Normally I'm not fond of genre fiction, regardless of type. Even the most skilled purveyors of it seem to run out of ideas after the first couple, and all of a sudden the excitement you get from picking up a new title by an author you thought you liked is ruined by the discovery, a couple of chapters in, that it's the same as the last one.

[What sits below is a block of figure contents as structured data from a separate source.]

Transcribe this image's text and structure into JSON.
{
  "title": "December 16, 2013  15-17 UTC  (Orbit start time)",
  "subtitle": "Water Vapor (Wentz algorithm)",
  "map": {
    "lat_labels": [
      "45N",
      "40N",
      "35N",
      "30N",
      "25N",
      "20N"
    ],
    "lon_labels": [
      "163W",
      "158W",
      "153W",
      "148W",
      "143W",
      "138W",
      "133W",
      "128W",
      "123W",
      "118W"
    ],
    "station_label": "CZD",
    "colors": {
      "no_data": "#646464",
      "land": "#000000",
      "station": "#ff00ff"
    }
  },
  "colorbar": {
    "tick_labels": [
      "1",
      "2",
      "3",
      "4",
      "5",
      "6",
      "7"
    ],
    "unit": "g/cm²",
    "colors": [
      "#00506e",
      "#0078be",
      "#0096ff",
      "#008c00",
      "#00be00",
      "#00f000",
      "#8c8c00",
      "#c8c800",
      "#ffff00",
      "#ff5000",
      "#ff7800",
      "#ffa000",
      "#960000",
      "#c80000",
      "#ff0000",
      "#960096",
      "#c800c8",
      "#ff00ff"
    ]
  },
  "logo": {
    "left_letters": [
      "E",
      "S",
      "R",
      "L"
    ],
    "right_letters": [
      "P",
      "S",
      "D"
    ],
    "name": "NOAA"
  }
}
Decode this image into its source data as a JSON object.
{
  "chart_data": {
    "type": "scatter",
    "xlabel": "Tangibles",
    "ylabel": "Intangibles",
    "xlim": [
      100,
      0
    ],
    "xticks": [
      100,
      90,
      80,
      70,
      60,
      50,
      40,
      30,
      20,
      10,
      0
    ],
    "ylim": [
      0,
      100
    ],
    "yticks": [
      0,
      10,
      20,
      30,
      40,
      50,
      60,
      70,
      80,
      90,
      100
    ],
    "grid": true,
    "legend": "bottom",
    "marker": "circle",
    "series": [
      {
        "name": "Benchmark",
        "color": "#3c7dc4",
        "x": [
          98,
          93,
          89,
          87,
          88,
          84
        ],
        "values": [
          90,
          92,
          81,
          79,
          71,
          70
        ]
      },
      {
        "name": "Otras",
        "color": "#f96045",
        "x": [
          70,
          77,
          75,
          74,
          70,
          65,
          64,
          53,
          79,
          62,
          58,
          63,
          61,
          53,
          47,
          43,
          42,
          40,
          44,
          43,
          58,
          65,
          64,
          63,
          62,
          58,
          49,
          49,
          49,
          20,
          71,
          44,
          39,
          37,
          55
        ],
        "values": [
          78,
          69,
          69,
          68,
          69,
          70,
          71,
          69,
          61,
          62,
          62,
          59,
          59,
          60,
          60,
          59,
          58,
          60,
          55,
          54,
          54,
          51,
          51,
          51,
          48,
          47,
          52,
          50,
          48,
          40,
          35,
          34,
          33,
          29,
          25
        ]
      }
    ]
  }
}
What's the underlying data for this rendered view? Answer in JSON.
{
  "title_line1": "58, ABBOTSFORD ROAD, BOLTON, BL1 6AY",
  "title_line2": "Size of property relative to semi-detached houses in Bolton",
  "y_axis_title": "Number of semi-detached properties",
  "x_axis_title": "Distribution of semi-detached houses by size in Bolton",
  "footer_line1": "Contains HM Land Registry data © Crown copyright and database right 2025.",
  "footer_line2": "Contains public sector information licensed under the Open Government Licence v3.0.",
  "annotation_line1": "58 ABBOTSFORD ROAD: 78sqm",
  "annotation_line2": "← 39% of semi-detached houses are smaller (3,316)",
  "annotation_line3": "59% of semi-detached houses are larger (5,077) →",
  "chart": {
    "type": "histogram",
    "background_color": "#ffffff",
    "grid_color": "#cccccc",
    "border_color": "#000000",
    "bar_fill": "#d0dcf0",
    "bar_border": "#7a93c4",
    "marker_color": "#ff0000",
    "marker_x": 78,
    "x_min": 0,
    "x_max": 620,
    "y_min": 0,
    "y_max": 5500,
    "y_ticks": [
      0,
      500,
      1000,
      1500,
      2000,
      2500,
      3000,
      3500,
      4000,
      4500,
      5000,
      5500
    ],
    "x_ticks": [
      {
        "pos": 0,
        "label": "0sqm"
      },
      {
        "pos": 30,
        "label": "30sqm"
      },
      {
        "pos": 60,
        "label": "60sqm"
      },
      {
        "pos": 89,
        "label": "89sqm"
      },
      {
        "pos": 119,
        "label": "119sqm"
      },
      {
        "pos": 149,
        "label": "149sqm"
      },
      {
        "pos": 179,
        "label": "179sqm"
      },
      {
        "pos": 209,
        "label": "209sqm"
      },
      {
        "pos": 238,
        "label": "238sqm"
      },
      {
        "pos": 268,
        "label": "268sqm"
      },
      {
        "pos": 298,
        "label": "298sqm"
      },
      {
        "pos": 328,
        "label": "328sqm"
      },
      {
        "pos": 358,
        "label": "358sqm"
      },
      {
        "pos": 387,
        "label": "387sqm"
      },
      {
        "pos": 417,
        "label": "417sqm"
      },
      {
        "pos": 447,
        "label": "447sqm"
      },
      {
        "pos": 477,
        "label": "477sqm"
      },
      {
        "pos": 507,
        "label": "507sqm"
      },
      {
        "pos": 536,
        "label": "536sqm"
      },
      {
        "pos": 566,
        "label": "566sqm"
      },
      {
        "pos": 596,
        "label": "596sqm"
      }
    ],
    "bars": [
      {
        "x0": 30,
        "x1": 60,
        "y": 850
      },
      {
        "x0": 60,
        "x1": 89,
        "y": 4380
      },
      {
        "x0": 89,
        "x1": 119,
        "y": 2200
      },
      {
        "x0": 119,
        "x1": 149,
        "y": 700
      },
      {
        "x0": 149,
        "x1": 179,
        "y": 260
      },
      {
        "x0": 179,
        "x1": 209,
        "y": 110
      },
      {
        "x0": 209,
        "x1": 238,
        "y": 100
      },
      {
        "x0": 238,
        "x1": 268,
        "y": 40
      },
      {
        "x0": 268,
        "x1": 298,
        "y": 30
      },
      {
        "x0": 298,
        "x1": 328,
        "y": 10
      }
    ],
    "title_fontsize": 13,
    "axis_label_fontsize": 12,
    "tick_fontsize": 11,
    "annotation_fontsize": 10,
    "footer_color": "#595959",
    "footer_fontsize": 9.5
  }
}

Hiaasen pretty neatly sidesteps that trap, even though his subject matter varies little from book to book: they all take place in Florida, they all feature pretty skeezy good guys and monstrous villains. They are also damn funny, or at least the ones I've read, which by now is more than half. Maybe it's his wicked wit or because I agree with his politics, where Hiaasen is concerned, I almost wouldn't mind reading the same book over and over again.
Not that I ever have to.
In "Sick Puppy" specifically his targets are lobbyists and the shady dealings for which they are responsible. As with all of his tales of greed and corruption, Hiaasen offers no concrete plan for cleaning up the cesspool which is politics.
Then again, that's hardly his job. As a journalist AND as a novelist, Hiaasen's tactics seem to favour the shedding of light onto the situations that need light shone on them, namely the loathing that politicians, real estate developers, and their ilk seem to have for Nature.
To write a comedy crime thriller with an ecological bent cannot be an easy task, and yet Carl Hiaasen has written nearly a dozen of them now. Whether his efforts will ever do more than amuse his devoted readers remains to be seen.
Either way, they're the best chance Florida has at surviving the condo block and mini-mall juggernaut currently destroying the once-pristine beauty of the Sunshine State.